Data is one of the most valuable resources available to businesses today, making it just as valuable to hackers and those with malicious intent. The consequences of not protecting your data are far-reaching, going well beyond the loss of your money or your business. For example, enterprises doing business in the EU are expected to operate under the umbrella of the GDPR, a set of data privacy standards which carry heavy fines when a company is found to have breached them. It’s important for clients and staff to know that their digital information and all company data is protected, yet available when needed. Let’s drill-down and explore a few security best practices businesses are using to protect their data.
Conduct a security audit
Not all software is created equal. Most commonly used software, even the most well-known email platforms, are continuously updated with “patches,” to fix any areas of vulnerability within the software code that might allow hackers to infiltrate the network from outside. Conducting security audits of your network and data protection capabilities regularly, is important to maintaining a totally secure business network and data.
Have Security Policies
Security policies are elements of your network security solution, which allow you to automatically allow or deny certain types of users, based on certain criteria. Setting the correct security policies will allow your IT administrators to focus on daily, business-critical tasks, leaving in-depth security monitoring to your pre-set security policies. It’s also critical to update your system regularly, to ensure security policies are impenetrable, and recognize the latest and most dangerous types of malicious digital traffic in your network environment.
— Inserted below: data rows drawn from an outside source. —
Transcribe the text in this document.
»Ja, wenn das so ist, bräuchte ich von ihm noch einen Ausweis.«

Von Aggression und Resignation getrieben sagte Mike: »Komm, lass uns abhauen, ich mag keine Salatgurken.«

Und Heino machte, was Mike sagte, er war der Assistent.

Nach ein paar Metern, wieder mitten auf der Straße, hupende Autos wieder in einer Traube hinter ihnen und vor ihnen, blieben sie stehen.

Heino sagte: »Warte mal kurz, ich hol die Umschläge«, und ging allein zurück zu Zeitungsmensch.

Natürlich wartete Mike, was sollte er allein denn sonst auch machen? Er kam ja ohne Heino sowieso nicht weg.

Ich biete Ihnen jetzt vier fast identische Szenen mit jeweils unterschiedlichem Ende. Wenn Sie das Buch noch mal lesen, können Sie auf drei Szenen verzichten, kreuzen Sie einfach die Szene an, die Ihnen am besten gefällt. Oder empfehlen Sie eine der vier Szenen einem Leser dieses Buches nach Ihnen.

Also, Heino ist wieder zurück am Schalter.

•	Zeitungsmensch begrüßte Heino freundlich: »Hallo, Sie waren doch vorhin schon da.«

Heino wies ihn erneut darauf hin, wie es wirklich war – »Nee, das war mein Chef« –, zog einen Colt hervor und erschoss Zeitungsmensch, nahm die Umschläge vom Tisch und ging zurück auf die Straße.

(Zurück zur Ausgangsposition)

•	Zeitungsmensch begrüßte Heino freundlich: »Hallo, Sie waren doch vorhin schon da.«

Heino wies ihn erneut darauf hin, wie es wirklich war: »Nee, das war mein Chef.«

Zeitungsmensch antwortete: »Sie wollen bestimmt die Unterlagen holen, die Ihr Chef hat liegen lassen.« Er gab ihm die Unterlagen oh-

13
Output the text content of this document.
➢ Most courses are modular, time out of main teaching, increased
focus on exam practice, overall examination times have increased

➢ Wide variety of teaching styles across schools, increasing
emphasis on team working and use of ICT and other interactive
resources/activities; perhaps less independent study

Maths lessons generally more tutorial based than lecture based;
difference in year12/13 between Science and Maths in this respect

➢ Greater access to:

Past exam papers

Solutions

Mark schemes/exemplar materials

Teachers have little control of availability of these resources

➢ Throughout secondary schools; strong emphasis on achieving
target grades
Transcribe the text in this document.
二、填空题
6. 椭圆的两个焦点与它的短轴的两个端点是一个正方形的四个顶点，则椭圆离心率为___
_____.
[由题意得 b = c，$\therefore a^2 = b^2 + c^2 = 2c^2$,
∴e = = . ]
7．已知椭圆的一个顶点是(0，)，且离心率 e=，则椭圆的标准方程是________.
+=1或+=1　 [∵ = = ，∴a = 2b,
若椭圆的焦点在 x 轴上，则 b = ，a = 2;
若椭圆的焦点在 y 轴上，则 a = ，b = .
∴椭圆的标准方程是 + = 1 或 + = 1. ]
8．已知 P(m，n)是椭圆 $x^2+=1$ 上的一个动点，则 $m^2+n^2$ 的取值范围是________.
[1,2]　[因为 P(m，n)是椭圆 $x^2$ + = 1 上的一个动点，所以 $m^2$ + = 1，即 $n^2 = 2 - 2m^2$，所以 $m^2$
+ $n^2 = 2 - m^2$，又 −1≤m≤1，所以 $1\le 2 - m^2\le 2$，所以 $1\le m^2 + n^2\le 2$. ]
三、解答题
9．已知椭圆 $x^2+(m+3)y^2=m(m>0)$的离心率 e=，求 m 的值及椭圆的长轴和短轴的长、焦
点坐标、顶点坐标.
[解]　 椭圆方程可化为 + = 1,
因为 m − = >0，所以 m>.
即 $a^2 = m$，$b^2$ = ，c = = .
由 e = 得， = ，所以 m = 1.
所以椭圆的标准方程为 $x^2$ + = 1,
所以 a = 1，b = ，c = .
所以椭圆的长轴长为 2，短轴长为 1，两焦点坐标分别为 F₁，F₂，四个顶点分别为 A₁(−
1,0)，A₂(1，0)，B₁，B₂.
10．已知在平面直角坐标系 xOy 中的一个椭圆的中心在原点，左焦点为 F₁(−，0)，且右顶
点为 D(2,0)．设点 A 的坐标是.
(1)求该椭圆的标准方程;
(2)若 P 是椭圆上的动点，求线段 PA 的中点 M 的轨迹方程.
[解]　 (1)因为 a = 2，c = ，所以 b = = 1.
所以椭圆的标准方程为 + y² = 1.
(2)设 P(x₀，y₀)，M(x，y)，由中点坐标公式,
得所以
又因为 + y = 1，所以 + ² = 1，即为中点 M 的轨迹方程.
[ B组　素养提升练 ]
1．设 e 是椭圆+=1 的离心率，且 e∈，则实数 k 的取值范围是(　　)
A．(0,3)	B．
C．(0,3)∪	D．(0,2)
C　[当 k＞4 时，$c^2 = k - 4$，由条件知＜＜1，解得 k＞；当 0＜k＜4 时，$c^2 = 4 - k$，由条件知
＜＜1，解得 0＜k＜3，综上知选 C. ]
Educate your staff on the role they play in security
It’s important to promote an environment of behaviour based safety, by educating your employees on the risk of infecting the network with malware, by clicking on phishing email links or visiting insure websites, using their work PC or laptop. According to Verizon’s 2021 Data Breach Investigations Report (DBIR), 43% of breaches involved phishing emails or a variant, like pretexting.
Encrypt your data
Data is the new oil, making it the hacker holy grail. If your critical data is sitting unprotected and unencrypted, it is easier for cyber criminals to use it to extort money from you, or it could even be stolen and sold on the dark web. Employees with personal devices or USB thumb drives could easily lose the devices, or have them stolen, resulting in the loss of valuable information. Ensure that your data security solution provides encryption for all data, both at rest, and in transit.
Create a plan for personal devices
Bring your own device, or BYOD, has become commonplace in the workplace, making it vital that you protect your network from mobile and personal devices. Hackers are becoming increasingly sophisticated. A device known as a “pineapple” can be used in a public area, like a coffee shop, to infiltrate all internet connections and steal log-in credentials and information from any computer connected to the network. Create a security plan and policies to manage any device connected to your network, to ensure cyber-criminals can’t easily gain access using a personal device.
Conduct background checks
61% of enterprises have experienced insider attacks in the past year, meaning more potential cyber criminals are seeking positions within the companies they hope to target. It’s important to run background checks on new employees before hiring, to ensure you aren’t inviting in a thief who might bankrupt your company.
Use the cloud
Cloud deployment is now vital to the success of any company, especially with the recent pandemic, which forced many people to work from home. Using the right cloud solution, with built-in security and encryption, to store and access company information, will keep your data safe from attackers hoping to disrupt your connection and steal your data in transit.
Dispose of data properly
Over 2.5 quintillion bytes of valuable data are created daily, but storing this much data indefinitely is unnecessary. Once data has been analysed and parsed, it’s important to clear hard drive space for the next batch of incoming data. Data that isn’t disposed of properly and completely, can easily be stolen by cyber criminals, hoping for a quick payday.
A data breach, like what we just saw with Colonial Oil, can shut down your network, empty your bank accounts, and cause you to lose status and trust with your customers. Data protection is not a situation where you can beg for forgiveness if a mistake is made. Implement these data security tips today, to ensure your network is a safe place for staff, customers and future customers.